Do fiduciaries have an obligation, or legal duty, to educate employees about participation in deferral-based retirement plans, like 401(k)s and 403(b)s?

YES, BUT the full extent of the obligation is not clear. ERISA requires that fiduciaries provide employees with information about eligibility and participation in their plans. For example, employees must be provided with summary plan descriptions (SPDs) on a timely basis. Further, if employees are not timely informed of the opportunity to participate, the plan may have a disqualifying defect under the Internal Revenue Code.

In addition, fiduciaries have a duty to prudently select and monitor their service providers, including their providers of investment education, communications, and enrollment services. Properly done, the selection and monitoring focus on both the quality and the effectiveness of the services. Are the communications and enrollment services really working? If not, changes need to be made.

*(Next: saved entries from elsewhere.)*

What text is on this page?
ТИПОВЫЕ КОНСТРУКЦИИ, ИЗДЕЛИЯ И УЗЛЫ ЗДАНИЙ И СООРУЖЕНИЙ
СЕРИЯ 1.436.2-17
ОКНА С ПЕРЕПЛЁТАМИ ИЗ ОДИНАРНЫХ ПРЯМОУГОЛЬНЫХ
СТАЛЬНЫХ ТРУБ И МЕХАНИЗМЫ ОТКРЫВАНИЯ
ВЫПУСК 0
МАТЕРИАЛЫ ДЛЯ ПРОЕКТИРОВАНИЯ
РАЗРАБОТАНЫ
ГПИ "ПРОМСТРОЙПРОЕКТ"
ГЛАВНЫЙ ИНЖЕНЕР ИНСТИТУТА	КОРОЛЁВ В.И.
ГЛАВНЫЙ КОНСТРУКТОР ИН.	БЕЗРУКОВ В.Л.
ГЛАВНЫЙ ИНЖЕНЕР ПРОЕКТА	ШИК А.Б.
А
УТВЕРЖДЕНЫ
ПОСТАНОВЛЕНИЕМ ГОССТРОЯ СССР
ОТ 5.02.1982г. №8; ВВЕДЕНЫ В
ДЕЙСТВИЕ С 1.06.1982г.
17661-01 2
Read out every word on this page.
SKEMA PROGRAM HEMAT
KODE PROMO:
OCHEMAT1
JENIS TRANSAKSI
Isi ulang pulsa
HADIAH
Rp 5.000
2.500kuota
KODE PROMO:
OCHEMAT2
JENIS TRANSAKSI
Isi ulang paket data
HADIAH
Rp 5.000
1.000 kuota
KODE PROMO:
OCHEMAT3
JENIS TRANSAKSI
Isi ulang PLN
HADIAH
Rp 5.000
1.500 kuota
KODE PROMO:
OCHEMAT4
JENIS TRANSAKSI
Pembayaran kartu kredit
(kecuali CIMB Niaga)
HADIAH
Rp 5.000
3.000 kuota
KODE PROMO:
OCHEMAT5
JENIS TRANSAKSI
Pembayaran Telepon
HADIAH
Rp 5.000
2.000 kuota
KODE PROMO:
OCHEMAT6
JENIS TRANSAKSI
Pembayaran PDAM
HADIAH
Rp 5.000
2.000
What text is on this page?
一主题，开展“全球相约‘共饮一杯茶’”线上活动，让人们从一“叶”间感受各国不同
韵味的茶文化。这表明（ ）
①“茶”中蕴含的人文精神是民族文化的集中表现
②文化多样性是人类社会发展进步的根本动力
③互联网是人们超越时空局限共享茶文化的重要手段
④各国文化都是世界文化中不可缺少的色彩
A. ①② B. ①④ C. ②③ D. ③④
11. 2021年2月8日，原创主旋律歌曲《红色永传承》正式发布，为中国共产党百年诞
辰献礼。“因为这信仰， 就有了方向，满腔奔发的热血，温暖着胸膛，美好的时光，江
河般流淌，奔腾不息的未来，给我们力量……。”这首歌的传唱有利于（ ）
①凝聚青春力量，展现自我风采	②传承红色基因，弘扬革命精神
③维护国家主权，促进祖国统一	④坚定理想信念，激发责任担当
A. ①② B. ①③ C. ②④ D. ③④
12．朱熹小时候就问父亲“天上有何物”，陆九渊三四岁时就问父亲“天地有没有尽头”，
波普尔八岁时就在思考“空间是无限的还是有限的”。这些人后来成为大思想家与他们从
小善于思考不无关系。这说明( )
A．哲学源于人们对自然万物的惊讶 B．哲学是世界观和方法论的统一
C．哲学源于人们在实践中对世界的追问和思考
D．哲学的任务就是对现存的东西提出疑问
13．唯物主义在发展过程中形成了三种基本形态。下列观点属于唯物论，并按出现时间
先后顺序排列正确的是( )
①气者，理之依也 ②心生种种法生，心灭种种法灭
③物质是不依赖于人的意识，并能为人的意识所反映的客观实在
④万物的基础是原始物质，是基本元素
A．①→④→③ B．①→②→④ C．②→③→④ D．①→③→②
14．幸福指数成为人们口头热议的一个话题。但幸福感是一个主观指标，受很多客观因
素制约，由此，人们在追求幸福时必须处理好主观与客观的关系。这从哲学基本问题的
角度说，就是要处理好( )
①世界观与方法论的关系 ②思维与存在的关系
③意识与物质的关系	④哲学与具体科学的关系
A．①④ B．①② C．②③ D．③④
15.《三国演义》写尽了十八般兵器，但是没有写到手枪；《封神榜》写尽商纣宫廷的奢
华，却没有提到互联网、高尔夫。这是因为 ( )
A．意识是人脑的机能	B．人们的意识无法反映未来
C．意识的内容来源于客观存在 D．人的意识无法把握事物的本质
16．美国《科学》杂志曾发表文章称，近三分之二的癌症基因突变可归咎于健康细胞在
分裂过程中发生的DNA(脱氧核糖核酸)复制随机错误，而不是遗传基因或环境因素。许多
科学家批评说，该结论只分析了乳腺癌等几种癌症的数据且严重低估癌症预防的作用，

I suspect that most plan sponsors and fiduciaries believe that their duties are limited to employees who decide to defer into the plan. However, ERISA's fiduciary requirements are more complicated than that. For example, the duties also extend to former employees who continue to have account balances in the plan. Additionally, there is a DOL regulation that defines "participants" in deferral-based plans as including any employee who satisfies the plan's eligibility requirement (see DOL Reg. §2510.3-3(d)). By definition, that includes even eligible employees who have never deferred into the plan.

Since ERISA's fiduciary responsibilities are owed to "participants," the DOL regulation has the effect of extending the fiduciary's duties to eligible employees who do not defer and who do not have account balances in the plan.

What does that mean in terms of the responsibilities of fiduciaries? Unfortunately, there is no easy answer to that question. As a result, I recommend that plans operate in a way that creates a fiduciary moat. By "moat," I mean that fiduciaries should operate with a margin of safety-because the law is not clear. They should anticipate the possible duties that could be owed to the nondeferring eligible employees and should fulfill those responsibilities to the best of their ability.

In terms of what should be done, I think it is possible-or even probable-that the law will be interpreted to require ongoing periodic communications with those employees about the importance of accumulating retirement benefits, the eligibility provisions of the plan, and the matching contributions that are available. In addition, plan changes and enhancements should be communicated to those participants who are not active in the plan. Those services and investments may help some eligible (but not deferring) employees to decide to defer into the plan.

Since there are no specific rules about what should be communicated to those employees, there is obviously no guidance on the timing of the communications (other than the rules regarding the distributions of SPDs and statements of material modifications (SMMs). However, I believe that a regular annual program of reaching out to that group would be adequate under the current state of the law.

As an alternative to communication programs, employers could consider automatic enrollment. Automatic enrollment-if it also is applied to employees who previously were eligible to defer, but did not do so-would have the effect of requiring that an eligible employee affirmatively elect not to participate in the plan, thereby effectively relieving the fiduciaries of much of the responsibility for communicating with and educating the eligible employees who are not deferring. Even with that, though, the employees who elected to no defer in an automatically enrolled plan still would be considered participants under the regulation, though it is difficult to imagine that there would be significant expectations place on the fiduciaries in that case. Fiduciaries could achieve a similar result by requiring that all eligible employees complete and return an enrollment form, even if they were electing not to defer.

All in all, the obligations of fiduciaries to nondeferring employees are probably greater than generally thought. However, once that responsibility is acknowledged, the burden of compliance is not that great.